第2-1-30表 大分地区におけるいおう酸化物濃度(PbO2

(5) 鹿島
 茨城県鹿島地区は、鹿島灘、利根川、北浦にはさまれた南東から北西へ約30kmにわたって細長く展開する広大な土地をもち、豊富な水と、東京から80kmという恵まれた立地条件のもとに、20万トン級タンカーの入港可能な日本最大の掘込港湾を中心とした工業・都市開発が開始されている。「工業整備特別地域」に指定され、現在、鉄鋼、電力、石油精製、石油化学、化学等30企業の進出が決定しており、すでに鉄鋼は一部操業を開始している。
 茨城県の開発計画は第2-1-32表に示すとおりである。
 他方、都市開発は、既存農耕地、山林、農業集落地帯に人口30万人の都市を建設することを目的としているが、工業地区に隣接して内陸側に計画されており、当地区が大規模装置工業を中心としたものであるため、大気汚染による被害が懸念された。このため、当地区は公害事前予防のモデルケースとして、厚生省、通商産業省、茨城県による数次の調査、企業指導が行なわれてきた。

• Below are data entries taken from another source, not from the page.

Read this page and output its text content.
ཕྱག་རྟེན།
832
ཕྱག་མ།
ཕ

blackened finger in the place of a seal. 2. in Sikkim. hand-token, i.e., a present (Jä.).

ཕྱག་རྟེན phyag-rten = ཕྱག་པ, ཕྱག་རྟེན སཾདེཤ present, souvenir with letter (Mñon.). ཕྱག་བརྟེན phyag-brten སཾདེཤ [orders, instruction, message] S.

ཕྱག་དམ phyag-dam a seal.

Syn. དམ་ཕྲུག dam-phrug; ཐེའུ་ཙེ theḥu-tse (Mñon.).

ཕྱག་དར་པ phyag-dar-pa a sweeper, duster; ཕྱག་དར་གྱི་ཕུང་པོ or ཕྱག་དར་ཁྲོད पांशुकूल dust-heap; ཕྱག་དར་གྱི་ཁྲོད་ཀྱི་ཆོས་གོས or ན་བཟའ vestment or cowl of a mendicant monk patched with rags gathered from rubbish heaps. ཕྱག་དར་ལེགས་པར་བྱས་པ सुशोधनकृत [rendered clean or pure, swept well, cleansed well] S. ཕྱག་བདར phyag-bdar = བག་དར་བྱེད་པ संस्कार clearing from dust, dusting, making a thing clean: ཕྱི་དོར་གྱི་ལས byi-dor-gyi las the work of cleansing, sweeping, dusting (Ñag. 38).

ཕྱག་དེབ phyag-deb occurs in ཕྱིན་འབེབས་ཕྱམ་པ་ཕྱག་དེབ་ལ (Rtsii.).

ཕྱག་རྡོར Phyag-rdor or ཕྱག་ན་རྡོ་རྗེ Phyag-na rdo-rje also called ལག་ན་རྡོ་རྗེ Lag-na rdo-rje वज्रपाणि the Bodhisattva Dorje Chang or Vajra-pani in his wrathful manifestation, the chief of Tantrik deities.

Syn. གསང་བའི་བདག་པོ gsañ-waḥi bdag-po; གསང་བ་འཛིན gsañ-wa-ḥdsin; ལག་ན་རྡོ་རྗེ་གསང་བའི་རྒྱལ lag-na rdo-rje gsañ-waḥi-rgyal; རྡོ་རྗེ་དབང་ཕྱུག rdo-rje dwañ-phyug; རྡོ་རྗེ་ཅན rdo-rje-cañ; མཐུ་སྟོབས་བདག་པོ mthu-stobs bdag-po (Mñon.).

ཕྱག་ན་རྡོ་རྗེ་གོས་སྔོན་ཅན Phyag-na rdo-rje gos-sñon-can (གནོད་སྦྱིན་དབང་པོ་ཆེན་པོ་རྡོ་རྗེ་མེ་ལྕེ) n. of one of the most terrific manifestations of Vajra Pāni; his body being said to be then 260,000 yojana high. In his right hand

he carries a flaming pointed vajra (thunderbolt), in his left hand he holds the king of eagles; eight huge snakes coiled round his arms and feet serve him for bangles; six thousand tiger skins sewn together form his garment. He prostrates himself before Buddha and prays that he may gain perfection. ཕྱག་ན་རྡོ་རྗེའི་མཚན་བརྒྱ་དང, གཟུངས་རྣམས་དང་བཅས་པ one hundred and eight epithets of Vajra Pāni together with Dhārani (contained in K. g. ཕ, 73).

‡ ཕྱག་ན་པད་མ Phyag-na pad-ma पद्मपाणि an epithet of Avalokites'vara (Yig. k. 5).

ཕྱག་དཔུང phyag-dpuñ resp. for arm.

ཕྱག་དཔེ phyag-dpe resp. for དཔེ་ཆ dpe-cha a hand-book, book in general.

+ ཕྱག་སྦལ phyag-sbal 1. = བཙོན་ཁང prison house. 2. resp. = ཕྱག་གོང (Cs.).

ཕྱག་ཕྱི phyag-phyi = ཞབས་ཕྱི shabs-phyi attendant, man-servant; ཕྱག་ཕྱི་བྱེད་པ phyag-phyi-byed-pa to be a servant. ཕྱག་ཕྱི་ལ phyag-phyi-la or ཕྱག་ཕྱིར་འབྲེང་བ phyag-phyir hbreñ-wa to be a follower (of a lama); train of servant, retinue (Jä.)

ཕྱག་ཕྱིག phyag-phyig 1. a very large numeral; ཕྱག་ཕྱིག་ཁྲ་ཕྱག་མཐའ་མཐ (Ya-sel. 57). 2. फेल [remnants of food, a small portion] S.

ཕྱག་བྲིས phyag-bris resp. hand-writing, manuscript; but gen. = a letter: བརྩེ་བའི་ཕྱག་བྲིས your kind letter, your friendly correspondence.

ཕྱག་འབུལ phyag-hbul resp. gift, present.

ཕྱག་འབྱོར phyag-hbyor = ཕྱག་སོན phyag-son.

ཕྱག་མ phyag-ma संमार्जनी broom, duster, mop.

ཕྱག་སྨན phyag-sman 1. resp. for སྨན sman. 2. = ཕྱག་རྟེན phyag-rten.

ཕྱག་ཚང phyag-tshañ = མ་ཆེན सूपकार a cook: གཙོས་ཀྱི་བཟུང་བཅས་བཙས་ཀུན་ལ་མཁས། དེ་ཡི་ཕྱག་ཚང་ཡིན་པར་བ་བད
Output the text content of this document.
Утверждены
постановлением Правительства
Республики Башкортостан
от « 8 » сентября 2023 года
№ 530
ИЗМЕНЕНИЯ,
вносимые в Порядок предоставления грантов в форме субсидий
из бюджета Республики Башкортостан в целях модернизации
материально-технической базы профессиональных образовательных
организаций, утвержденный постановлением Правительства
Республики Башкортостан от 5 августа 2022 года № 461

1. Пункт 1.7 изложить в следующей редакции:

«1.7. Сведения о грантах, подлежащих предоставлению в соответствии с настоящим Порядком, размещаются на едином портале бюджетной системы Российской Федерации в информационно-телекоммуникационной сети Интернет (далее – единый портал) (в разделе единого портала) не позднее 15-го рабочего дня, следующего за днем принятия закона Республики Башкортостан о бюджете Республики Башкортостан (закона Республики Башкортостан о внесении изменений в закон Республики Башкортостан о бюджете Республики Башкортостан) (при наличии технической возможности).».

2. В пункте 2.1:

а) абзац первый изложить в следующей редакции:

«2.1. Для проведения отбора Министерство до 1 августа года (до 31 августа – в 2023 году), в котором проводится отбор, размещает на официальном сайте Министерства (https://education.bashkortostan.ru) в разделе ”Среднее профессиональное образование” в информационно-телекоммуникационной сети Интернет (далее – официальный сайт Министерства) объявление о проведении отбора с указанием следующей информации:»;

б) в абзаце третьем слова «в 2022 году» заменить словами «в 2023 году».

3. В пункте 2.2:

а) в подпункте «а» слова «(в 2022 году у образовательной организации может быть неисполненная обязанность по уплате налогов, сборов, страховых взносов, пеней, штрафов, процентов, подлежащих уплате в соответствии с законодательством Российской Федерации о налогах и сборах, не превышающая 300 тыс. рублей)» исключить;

 鹿島地区の風向について問題となるのは海上から内陸へ吹き込む場合であるが、当地区の風向を鹿島港湾調査事務所において観測した結果によれば、春は北北西から南東までの内陸に吹き込む風は60%程度、夏期は季節風が南々西で海へ抜ける風であるが、内陸へ吹き込む風もやや多く50%程度、秋には北東を中心にした風向が最も多い時期で、内陸へ吹き込む風の割合は75%以上に達しているが、冬には西の季節風が吹くため、内陸へ吹き込む風は日中の海風を中心として40%あまりとなっている。静穏の出現は夏季、とりわけ夜間に集中して出現する。また、梅雨期から夏季にかけて、海霧性もしくは梅雨前線に伴う霧が鹿島灘沿岸から数kmの奥地まで侵入することがあるので、その場合の汚染に留意する必要がある。さらに大気拡散に大きな影響を及ぼす要素として、鹿島灘、霞ヶ浦の影響による上昇、下降気流が考えられ、42年・43年の調査では、上空500〜700mから地上の間に速度毎秒2〜3mの上昇、下降気流があると観測されている。42年10月に実施された大気拡散実験によれば、エア・トレーサの拡散パターンや気温鉛直分布のデータが、気層の非常な不安定さを示している。とりわけ北方起源の風は、海水面によって下から暖められ、気層が不安定となるため、年間最多風向である北北東および北東風による比較的近距離の汚染について注意する必要がある。